The billionaire businessman will soon find himself sitting across the table from the American Federation of State, County and Municipal Employees (AFSCME) leaders, haggling on behalf of the state in hopes of brokering the first valid labor contract between the two sides in more than three years.
To honor his pledge “to protect the little guy,” Wirepoints, a news source focused on the economy and its local impact, reasons that Pritzker would be wise to hold firm to what it calls six basic truths, among them that AFSCME salaries have grown an average of four times faster than those of all other local workers over the last decade and that Illinois state workers are behind only those in New Jersey for the mantle of highest paid across the country.
On average, Wirepoints reports, Illinois state workers out earn those in neighboring states Indiana and Wisconsin by an average of 35 percent.

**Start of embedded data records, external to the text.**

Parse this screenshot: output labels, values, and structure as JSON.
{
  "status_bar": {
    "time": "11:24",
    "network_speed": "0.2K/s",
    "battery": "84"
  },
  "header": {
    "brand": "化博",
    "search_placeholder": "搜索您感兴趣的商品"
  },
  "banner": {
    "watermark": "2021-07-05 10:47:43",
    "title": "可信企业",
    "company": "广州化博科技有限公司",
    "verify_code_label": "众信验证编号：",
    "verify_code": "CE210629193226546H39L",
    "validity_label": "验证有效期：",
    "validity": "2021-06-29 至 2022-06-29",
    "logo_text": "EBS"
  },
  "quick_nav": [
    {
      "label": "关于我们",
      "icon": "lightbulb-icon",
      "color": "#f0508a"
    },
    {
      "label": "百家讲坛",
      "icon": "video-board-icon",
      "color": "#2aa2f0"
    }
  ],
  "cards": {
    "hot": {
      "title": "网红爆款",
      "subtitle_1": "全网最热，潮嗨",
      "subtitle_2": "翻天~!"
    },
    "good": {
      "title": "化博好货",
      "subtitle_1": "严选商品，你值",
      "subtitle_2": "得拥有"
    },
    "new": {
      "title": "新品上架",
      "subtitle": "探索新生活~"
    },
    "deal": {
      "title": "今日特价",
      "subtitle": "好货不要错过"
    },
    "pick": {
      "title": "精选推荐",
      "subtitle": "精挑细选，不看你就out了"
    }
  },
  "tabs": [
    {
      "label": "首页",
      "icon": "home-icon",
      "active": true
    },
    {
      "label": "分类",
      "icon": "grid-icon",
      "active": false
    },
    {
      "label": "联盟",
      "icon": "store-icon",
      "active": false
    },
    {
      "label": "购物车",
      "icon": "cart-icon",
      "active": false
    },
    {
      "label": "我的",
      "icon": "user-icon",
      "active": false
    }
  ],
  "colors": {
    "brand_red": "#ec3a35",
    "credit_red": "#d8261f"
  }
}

Other considerations the website adds the newly minted governor would be wise to factor into his negotiations include the facts Illinois subsidizes nearly 80 percent of all annual healthcare costs for its government workers, offers free retiree health insurance after 20 years of service at a cost of up to $500,000 and provides average lifetime pension benefits topping $1 million for recent retirees
According to Wirepoints, when totaled, salary and all the perks leave state taxpayers on the hook for an average annual compensation package of around $110,000 for the average state worker.
“What’s currently at stake is a contract that could cost taxpayers at least $3 billion over its life,” the website added. “That’s the difference between what AFSCME’s been demanding and Gov. Bruce Rauner’s last best offer.”
With Pritzker now in control and Rauner totally out of the mix, some wonder what will be and what it may all mean for already overburdened taxpayers.
“Now that their adversary is on his way out, the union may end up demanding—and getting—even more than it originally wanted,” Wirepoints added.